A similar approach is used in the ADAMO system, based on the homonymous graphical model for aggregate data (Rafanelli, Bezenchek, & Tininini, 1996): circle nodes and edges are used to represent dimension levels and hierarchies, while square nodes correspond to measures. Typical OLAP operations are directly performed on the graphical representations, e.g., adding a circle node to drill-down and removing it to roll-up or selecting specific values of a dimension level to slice and dice.

More recently, a visual query language was proposed (Cabibbo & Torlone, 1998a), based on some algebraic operators for the multidimensional model MD (Cabibbo & Torlone, 1998b). An elementary query for the running example used throughout this chapter is shown in Figure 4. It represents the query: "Give me the total number of calls in July, by day and call plan."

click to expand
Figure 4: A Graphical Query of the MD Model

The chosen measures and dimension levels are visually represented by thick lines. Selection conditions are directly represented on the corresponding level, and the aggregation to be performed for the roll-up is specified below the corresponding measure. Two or more queries of this form can be graphically composed (e.g., using scalar functions and aggregations) enabling the user to formulate arbitrarily complex queries.

Multidimensional Queries on Statistical Databases

Similarities and differences between OLAP and statistical databases are the main focus of Chapter 2. Here, we only outline some peculiarities that need to be taken into account when designing an interface for statistical database querying.

One of the crucial issues for statistical databases is the representation of complex territorial hierarchies which evolve over time. The problems related to the temporal evolution of dimensions and dimension hierarchies are covered in detail in Chapter 6. Some solutions adopted in an implemented statistical information system can be found in Tininini et al. (2002).

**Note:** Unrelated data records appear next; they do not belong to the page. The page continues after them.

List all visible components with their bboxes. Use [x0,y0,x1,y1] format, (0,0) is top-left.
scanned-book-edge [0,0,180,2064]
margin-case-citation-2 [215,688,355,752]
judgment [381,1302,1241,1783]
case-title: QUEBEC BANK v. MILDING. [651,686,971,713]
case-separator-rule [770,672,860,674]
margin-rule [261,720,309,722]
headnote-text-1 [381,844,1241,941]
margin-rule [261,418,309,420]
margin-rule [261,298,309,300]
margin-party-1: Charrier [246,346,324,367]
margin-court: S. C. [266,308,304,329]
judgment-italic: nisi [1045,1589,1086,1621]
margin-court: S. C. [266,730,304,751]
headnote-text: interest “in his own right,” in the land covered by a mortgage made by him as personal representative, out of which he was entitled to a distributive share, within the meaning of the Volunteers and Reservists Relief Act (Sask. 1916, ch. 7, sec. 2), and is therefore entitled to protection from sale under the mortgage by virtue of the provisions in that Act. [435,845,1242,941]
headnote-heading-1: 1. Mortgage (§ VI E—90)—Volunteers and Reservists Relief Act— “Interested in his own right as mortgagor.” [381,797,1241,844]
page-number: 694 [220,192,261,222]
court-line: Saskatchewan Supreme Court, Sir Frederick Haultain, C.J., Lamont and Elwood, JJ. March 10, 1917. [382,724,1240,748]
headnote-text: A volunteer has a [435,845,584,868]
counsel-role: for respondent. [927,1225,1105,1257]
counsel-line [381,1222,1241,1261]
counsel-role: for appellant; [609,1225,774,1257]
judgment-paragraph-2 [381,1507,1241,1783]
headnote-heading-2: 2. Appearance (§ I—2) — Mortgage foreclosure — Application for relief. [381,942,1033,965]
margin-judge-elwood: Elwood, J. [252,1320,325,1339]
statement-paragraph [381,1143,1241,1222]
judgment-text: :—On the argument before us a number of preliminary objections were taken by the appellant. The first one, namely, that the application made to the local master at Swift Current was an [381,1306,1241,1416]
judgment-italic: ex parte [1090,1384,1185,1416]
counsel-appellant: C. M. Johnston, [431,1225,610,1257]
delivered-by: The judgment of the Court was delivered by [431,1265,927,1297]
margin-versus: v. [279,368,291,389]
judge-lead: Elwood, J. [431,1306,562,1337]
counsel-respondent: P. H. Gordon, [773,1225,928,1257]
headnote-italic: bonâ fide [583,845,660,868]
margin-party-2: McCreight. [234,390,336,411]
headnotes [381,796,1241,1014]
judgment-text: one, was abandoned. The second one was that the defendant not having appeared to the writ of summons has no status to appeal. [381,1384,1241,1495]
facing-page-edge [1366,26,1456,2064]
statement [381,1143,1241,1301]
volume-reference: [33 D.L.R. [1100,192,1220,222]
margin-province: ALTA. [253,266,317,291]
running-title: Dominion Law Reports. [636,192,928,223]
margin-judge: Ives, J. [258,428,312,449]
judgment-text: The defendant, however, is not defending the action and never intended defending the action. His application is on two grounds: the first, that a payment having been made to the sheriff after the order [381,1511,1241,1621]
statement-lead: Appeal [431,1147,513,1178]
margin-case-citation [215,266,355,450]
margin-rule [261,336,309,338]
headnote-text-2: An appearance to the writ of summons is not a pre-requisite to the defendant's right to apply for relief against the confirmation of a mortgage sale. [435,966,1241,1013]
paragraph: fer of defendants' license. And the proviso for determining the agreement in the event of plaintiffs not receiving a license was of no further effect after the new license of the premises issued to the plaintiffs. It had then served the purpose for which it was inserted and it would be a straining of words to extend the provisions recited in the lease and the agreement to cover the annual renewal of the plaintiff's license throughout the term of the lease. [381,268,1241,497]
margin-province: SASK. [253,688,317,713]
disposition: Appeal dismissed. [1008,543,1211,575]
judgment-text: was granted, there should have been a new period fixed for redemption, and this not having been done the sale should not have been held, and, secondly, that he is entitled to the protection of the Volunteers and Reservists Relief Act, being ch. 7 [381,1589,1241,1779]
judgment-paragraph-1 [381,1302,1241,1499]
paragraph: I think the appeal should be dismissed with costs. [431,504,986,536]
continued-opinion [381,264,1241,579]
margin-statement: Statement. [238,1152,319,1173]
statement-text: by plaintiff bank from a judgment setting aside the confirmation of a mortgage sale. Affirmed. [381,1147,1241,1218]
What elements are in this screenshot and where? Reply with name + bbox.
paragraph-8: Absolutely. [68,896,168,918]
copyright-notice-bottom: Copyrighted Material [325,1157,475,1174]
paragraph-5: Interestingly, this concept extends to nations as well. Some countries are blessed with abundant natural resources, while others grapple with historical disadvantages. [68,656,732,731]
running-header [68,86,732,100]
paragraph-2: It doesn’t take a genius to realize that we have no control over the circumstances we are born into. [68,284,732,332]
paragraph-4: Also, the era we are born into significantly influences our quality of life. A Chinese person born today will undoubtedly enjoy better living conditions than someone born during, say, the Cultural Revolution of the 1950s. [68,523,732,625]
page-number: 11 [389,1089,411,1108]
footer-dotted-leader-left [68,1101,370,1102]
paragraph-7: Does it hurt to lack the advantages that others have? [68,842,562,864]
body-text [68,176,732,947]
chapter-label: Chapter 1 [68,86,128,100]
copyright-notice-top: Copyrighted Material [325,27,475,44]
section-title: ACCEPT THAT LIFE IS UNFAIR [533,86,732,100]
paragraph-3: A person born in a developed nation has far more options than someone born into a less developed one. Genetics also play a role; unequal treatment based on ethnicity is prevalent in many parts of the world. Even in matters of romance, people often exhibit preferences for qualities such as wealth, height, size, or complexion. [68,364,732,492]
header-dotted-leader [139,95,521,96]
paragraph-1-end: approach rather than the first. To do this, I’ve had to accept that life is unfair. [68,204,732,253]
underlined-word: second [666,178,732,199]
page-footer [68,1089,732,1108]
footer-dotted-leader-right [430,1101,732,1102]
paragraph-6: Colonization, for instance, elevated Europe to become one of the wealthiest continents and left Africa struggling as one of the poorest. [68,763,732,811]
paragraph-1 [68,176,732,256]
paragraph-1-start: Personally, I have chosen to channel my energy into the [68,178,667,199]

Another important issue is related to the fact that in statistical databases the number of "points" of the multidimensional space, corresponding to data allowable for publication, is very small compared with the global size of the multidimensional space itself. In other words the multidimensional array representing allowable data in the global multidimensional space is sparse, and there are two main reasons for that:

In statistical databases it is crucial to preserve the privacy of the individuals, and excessive detail in aggregate data can produce disclosure of sensitive information about single individuals (see Chapter 11).
Much of the data in statistical databases originate from sample surveys, and the corresponding aggregate data are not significant for the finest levels of detail. Typically, a collection of data is considered to be significant only if the cardinality of each group individuated by the dimensional product (GROUP BY) is greater than a given threshold value.

As a consequence, an interface enabling the user to freely navigate on the dimension hierarchies would often lead the user to express a query, corresponding to non-allowable data. Specific techniques are consequently required to establish a trade-off between the characteristic freedom of multidimensional navigation and the constraints of significance and disclosure prevention imposed by statistical databases.